THIS week, the team from the Live Borders Museum and Gallery, Tweeddale Museum brings us details of their latest exhibition...

Peebles for Pleasure, an oft-used phrase to describe our town, is the current exhibition at Tweeddale Museum and Gallery, which explores how and why people came to spend leisure time in this area.

Whether in medieval times pilgrimaging to the Cross Kirk or attending the Beltane Fair, or in Victorian times taking the waters, cycling, fishing or walking, Tweeddale has offered a variety of attractions to locals and visitors alike over the centuries.

But just how did people come to spend time in the area and why?

The birth of the railways played a major role, with the early 1800s seeing railway networks in Scotland expanding rapidly.
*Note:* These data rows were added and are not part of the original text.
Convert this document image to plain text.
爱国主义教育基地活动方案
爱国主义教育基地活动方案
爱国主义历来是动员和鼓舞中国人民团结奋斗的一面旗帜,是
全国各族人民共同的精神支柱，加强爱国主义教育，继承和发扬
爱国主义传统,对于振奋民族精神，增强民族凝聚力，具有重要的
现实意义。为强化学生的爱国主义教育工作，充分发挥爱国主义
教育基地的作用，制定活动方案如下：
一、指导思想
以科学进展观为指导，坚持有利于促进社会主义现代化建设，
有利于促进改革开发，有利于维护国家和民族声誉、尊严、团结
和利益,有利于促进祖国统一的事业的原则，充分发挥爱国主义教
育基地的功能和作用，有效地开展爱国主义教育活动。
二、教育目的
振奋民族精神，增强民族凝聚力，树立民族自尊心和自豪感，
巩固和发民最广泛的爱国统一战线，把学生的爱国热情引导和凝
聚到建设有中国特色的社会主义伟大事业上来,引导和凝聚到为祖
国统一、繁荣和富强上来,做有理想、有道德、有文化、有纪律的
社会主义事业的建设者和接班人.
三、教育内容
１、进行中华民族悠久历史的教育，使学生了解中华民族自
Tourism and transportation grew hand in hand, but Tweeddale however remained as ‘quiet as the grave’ at that time.

But, by 1860 things had changed and the expansion of the railways enabled towns like Peebles to double or even treble their populations in the summer months, with visitors arriving here from Edinburgh, England and the west of Scotland via the Caledonian Line, and two years later from the east via the North British Railway.

Many chose to stay in the town’s growing array of hotels and private houses and to take excursions to local places of interest.

And by 1900 shorter workdays and the Saturday half-holiday freed time for both locals and visitors to engage more with leisure interests.

In 1881 the Hydropathic Hotel opened and was crucial to the growth of tourism in Peebles, providing accommodation for 200 guests.

The Hydro, as it is now commonly known, was then cited as the best equipped hotel in the country with offerings of a wide range of water cures prescribed by the hotel’s resident doctor, as well as opportunities for holidaymakers to relax in beautiful surroundings.

The exhibition would of course not be complete without reference to the pull of one the best salmon and trout fishing rivers in the world – the River Tweed, where fishing for food and sport has been a centuries-old activity.

Visitors to the museum can view a range of wonderful exhibits from the museum collection to enhance this Peebles for Pleasure story – a possible pilgrim find from the 1500s, old bicycles and fishing artefacts, to name but a few, as well as a stunning array of photographs depicting ‘down-time’ of old. 

The exhibition runs at the Tweeddale Museum and Gallery until May 5, 2018.